I've been glumped.
That's blogspeak for Google + Dumped. Who would do this to a Queen? What have I ever done to Mr. Google?
"My, what big links you have" said I, to the muscle-bound algorithm sitting on my laptop.
I stared at the gym rat before me. Smooth, dark, handsomely smooth. I said that, didn't I. Neatly cropped hair, a beam of graphic-induced euphoric light behind his well-placed head of smooth - I said that didn't I - masculinity. A technical splendor of tethered testosterone.
The link love king: Google.
Now tell me, have you ever seen rings like that?

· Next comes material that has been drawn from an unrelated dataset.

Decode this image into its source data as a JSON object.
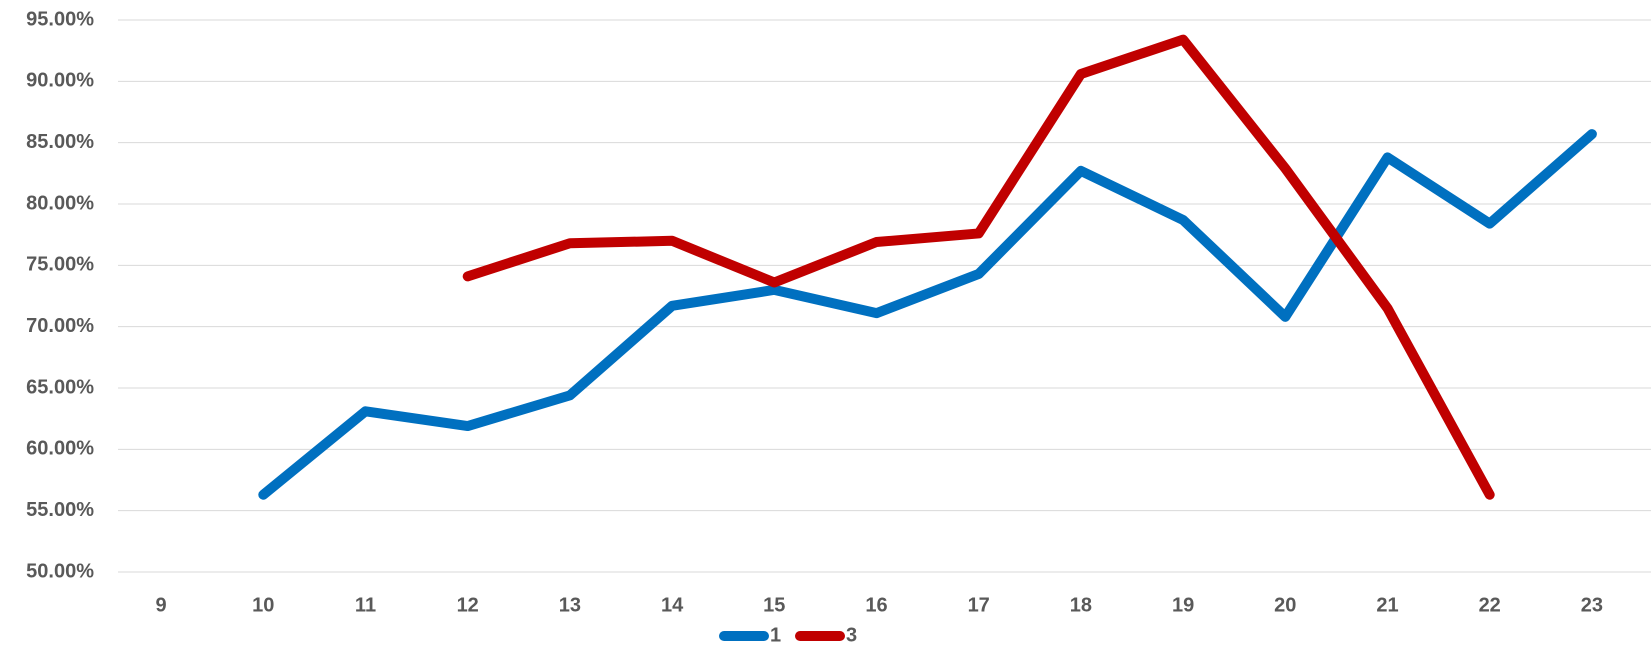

Last night on The Mo Show and later in my own Castle Chat here, we discussed the subject of page rank and Google policies. With co-host Jannaverse and a cast of blog characters near and far, we attempted to solve the mystery of how-to-receive-and-maintain-a-respectable-website-ranking. We failed.
We learned that nothing is sacred in the wide world of webbing and that this insipid cloak and dagger theme might very well choke the life out of our blogs. Although, as several point out, "Don't let it get to YOU and change your reason for blogging in the first place." Sage advice; but the main consensus boiled down to ambiguity. Just tell us, please, what you are doing, why you are doing it, and what we can do to increase traffic on our blogs without breaking any googly blog rules. That's all. It was also abundantly clear that none of it makes ANY sense whatsoever, there is no rhyme or reason to the algorithm-y thingy. It is a tad, might I say, syncopated? And categorically bipolar.

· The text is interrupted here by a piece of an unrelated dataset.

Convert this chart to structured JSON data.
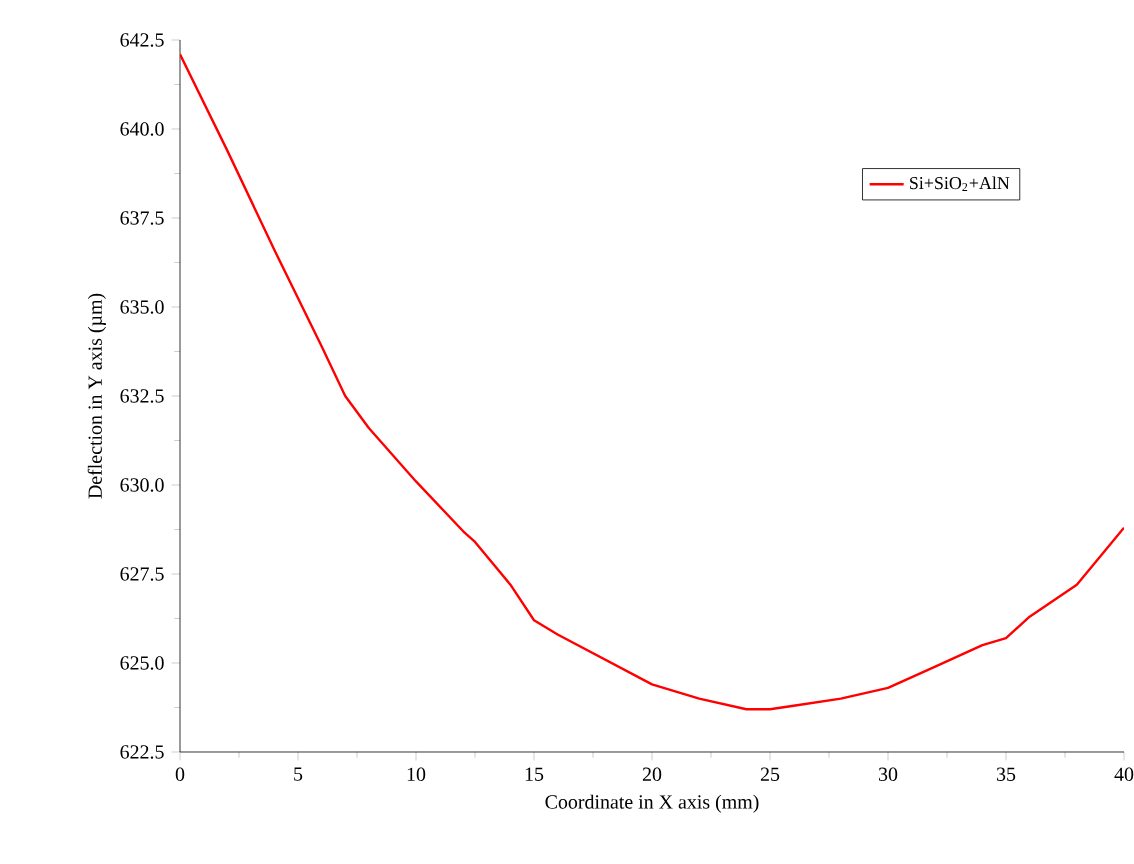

Case in point: Linda of Are We There Yet? plummeted from a Page Rank of four to zero in one week - with no explanation. My own page rank reports a five in one place, a four in another, and zero (gasp!) in yet another.
The site shows an entire page of icons and codes for me to copy displaying a ranking of five. It reads...."Display a free PageRank image on your website or blog using the code below. Find a PageRank image you like, and copy the code to your website or blog. Now your Google PR rating is displayed on every page with this code!
It's done if you would like to see our PageRank Checker icon that displays the current pagerank of the pages on your website or blog, please copy one of the HTML codes below and paste it on your page where you want the PageRank icon to appear. Note: It may be different the PageRank result in the different page because it is based on pages not domain names."
So, before they changed their fickle minds I copied the code.
And it came out like this.
Note: Between the time I posted this last night and the time I got home this afternoon the zero had magically changed to a four. Men are so fickle.
Not only that, I'm a verified zero (or at least I was last night!) I didn't have to pass the SAT or even pass GO and collect $200. I'm in! I'm strutting with the big guys.
I'm a big fat zero.
But never fear. Hope springs eternal. Pencil Skirt had a few words with Mr. Google. Smooch. Applying lipstick.....But first, I did my blomework (that's Blog + homework to you, Mr. Page Rank Pilferer) - although, I must say, you do look rather dashing in a Ronald Reagan/Rhett Butler kinda way.
Measure its "relative importance?" Are you KIDDING me? This was peace globes headquarters for a month. We had more link love than match.com on this sizzling little blog. And yet, I find myself flung to the pile of irrelevancy. Google-bumped to the back of the line. Stalled in traffic. But look on the bright side.
With all these encouraging zeroish to fourish colors to choose from, I've decided to get a tattoo for the occasion. Maybe something green and blue...
And listen Buster, I don't google on the first data.